Il lodo Alfano, gli scontri istituzionali, il dibattito sulla libertà di stampa, l'ora di religione. E poi, alla fine, arriva la crisi. Ritorna come un macigno, come un martellante promemoria che non smette di rivendicare attenzione.
Gli ordinativi dell'industria italiana ad agosto sono calati dell'8,6% rispetto a luglio e del 27,5% rispetto allo stesso mese del 2008. Lo comunica l'Istat, precisando che il calo su base mensile è il più ampio da quando esistono serie storiche paragonabili, ovvero, da gennaio 2000. Il fatturato non offre dati più confortanti. Ad agosto quello dell'industria italiana è calato dell'1,4% rispetto al mese precedente e del 21,2% su base annua.
Fiducia. Il Governo ha sempre puntato sull'ottimismo. La crisi doveva passare in fretta, e in modo altrettanto repentino doveva esserci la ripresa dei consumi e quindi il risveglio della vitalità economica del Paese. Ma la spinta psicologica non sembra esser stata sufficiente a dare soluzioni convincenti. E nemmeno le strategie del ministero dell'Economia sembrano aver fornito adeguate risposte. La finanziaria soft collegata all'affermazione di Tremonti secondo cui scegliere "una politica economica normale, in tempi straordinari, è di per sé cosa straordinaria", non è stata sufficiente a rinvigorire un'economia stantia e che stenta a riprendere il volo.
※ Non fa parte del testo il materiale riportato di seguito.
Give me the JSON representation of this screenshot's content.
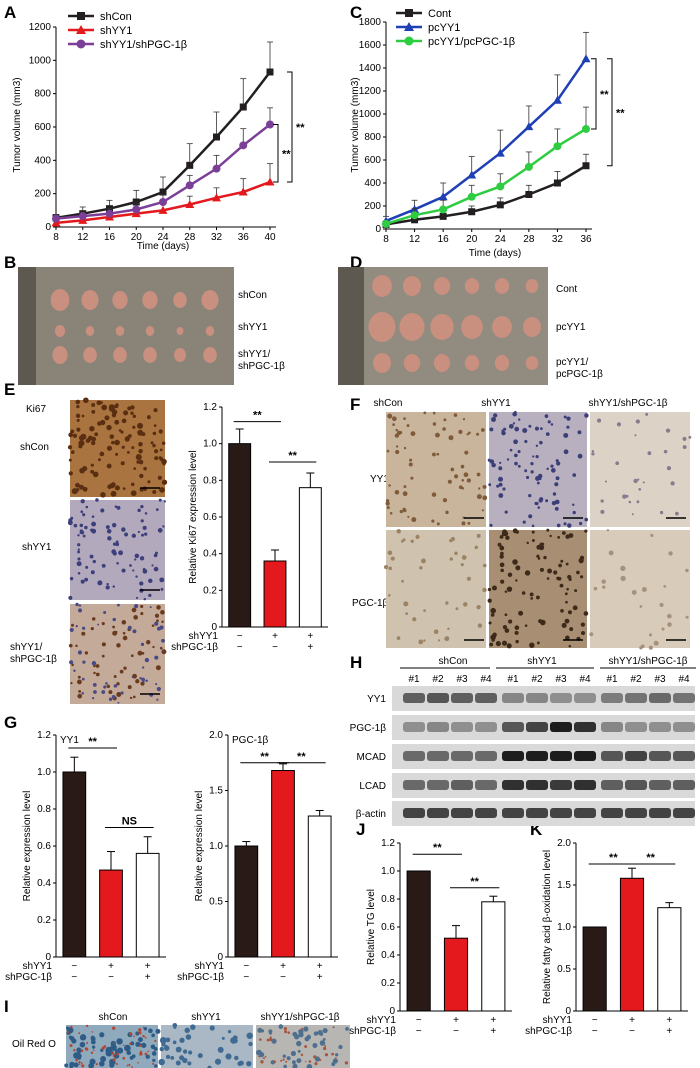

Mezzogiorno. I dati presentati oggi dall'Istat riportano i riflettori sul vero problema del Paese e riaccendono focolai in realtà mai sopiti. La questione del Mezzogiorno è uno di questi, uno dei più importanti e anche uno dei temi più scottanti per la stabilità di Governo. Il malessere mostrato negli ultimi mesi da alcuni parlamentari del Pdl, rappresentanti delle regioni del Sud , è stato difficilmente domato e solo una paziente opera di mediazione (o di procrastinazione) è riuscita a mantenere salde fratture che sembrano , invece, ormai inevitabili. Il governo ne dovrà prendere atto, prima che sia troppo tardi.